N°6 “Le Pirate des Iles”


“Le Pirate des Iles”

7H30

- Déjà levé Victor ?

Anne venait d’entrer dans la cuisine, surprise de trouver son mari équipé de pied en cap.

- Tu vas encore pédaler ce matin ? ajouta-t-elle un rien ironique.

- Ben, oui ! J’suis hors de forme... Et si je veux être prêt pour “l’Ardéchoise” , j’ai pas le choix

Victor semblait pressé. En vitesse il avalait un jus d’orange, l’oeil rivé sur la pendule.

- Tu ne déjeunes pas mon chéri ?

- Non je file. J’ai prévu de faire 100 bornes ce matin. Alors...

Anne partait travailler. Victor, lui, partait pédaler. Anne songea amèrement que c’étaient toujours les mêmes qui se la coulaient douce. D’où une irrépressible envie de l’égratigner quelque peu.

- Qui comptes-tu séduire en chemin mon chéri ? Douché, rasé et parfumé ainsi. Crois-tu que ça vaille la peine... pour transpirer et sentir mauvais à ton retour ?

Victor ne répondit pas. Il haussa les épaules et se dirigea vers le garage.

- N’oublie pas ton portable ! ça peut servir, lui cria-t-elle.

- Il est éteint ! Vide... Plus de batterie ! Je le mets en charge. Je m’en passerai, tant pis, répondit Victor agacé

Ses chaussures cyclistes claquèrent comme des castagnettes sur le sol carrelé. Il empoigna son vélo et l’équipa de deux bidons de boisson. Ration nécessaire afin d’assurer une sortie de trois heures et plus.

Une fois dehors, il enfourcha sa monture de titane et partit en tournant lentement les jambes. Gonflés à bloc, ses fins boyaux chuintaient de plaisir, heureux de la douceur lisse du goudron. Cette longue sortie se présentait sous les meilleurs auspices.
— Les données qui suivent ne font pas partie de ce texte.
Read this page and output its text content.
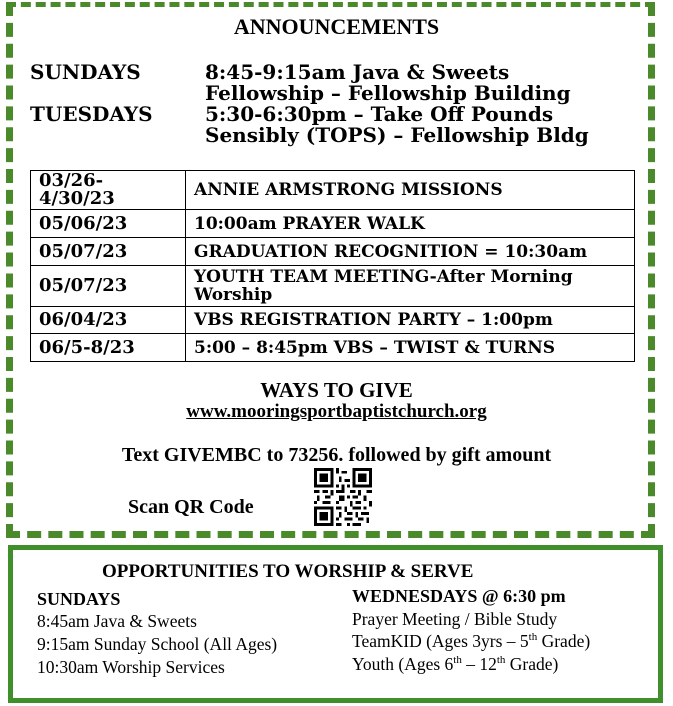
ANNOUNCEMENTS
SUNDAYS	8:45-9:15am Java & Sweets
Fellowship – Fellowship Building
TUESDAYS	5:30-6:30pm – Take Off Pounds
Sensibly (TOPS) – Fellowship Bldg
03/26-
4/30/23	ANNIE ARMSTRONG MISSIONS
05/06/23	10:00am PRAYER WALK
05/07/23	GRADUATION RECOGNITION = 10:30am
05/07/23	YOUTH TEAM MEETING-After Morning Worship
06/04/23	VBS REGISTRATION PARTY – 1:00pm
06/5-8/23	5:00 – 8:45pm VBS – TWIST & TURNS
WAYS TO GIVE
www.mooringsportbaptistchurch.org
Text GIVEMBC to 73256. followed by gift amount
Scan QR Code
OPPORTUNITIES TO WORSHIP & SERVE
SUNDAYS
8:45am Java & Sweets
9:15am Sunday School (All Ages)
10:30am Worship Services
WEDNESDAYS @ 6:30 pm
Prayer Meeting / Bible Study
TeamKID (Ages 3yrs – 5th Grade)
Youth (Ages 6th – 12th Grade)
Par dessus les toits, un joli ciel bleu annonçait une journée belle et chaude comme il les aimait. Ces matins d’été, le monde lui appartenait. Il retrouvait en lui l’enfant qu’il était il y a quelques décennies. Léger et heureux, face à cet immense espace de liberté et de bonheur posé devant lui jusqu’à la rentrée de Septembre.

Mais 800 mètres et trois minutes plus tard, surprise : Victor s’est arrêté net.

Il a mis pied à terre devant une coquette maison aux volets bleus, puis sans hésiter s’est engagé sur le perron.

Surprenante aussi, son attitude. Regards à droite, regards à gauche...

Promptement il a fait sauter le vélo sur son épaule, et de son maillot a extrait une petite clé jaune. Une fois encore, il a vérifié qu’il n’était pas suivi, et subrepticement a ouvert la porte d’entrée. Un chat noir s’est jeté dans ses jambes, se carapatant dare-dare dans la rue.

- Putain de bestiole ! Il m’a foutu les chocottes ! A-t-il maugrée à voix basse.

Doucement, la porte bleue s’est refermée... Et Victor a disparu.

7H55

La rue est vide.

Seul un chat noir gratte rageusement la porte pour rentrer chez lui.

Silence épais. La maison semble dormir profondément. Victor a posé son vélo dans le hall d’entrée. Appuyé contre le mur. Devant le grand miroir, lentement... il s’est déshabillé ! Un reflet lui a renvoyé son image. Nu et souriant, ses vetements à la main.

“Pas mal ! pour mon âge ! a-t-il jugé, satisfait. Allez, allons-y. Les marches au bois ancien, ont légèrement gémi sous ses pieds.

Qui a dit : “Le meilleur moment c’est quand on monte l’escalier.” se demande-t-il à chacune de ses visites. Quel qu’en soit l’auteur, ce propos est d’une grande pertinence, estime-t-il, le coeur battant.

Sur le palier sombre, il a poussé une porte, et s’est engagé sur le parquet ciré. A tâtons, il a laissé choir ses vêtements sur la bergère Louis XV. “Quel délice Alice, tes petits scénarios coquins...” pense-t-il en avançant dans la pénombre.

Alice, il l’a rencontré cet hiver, lors d’une visite d’appartement. Accorte et plantureuse quadragénaire souffrant d’un mari toujours absent, elle envisageait une séparation. Dans cette perspective, elle avait fait appel à ses services d’agent immobilier à la réputation établie. Au cas où...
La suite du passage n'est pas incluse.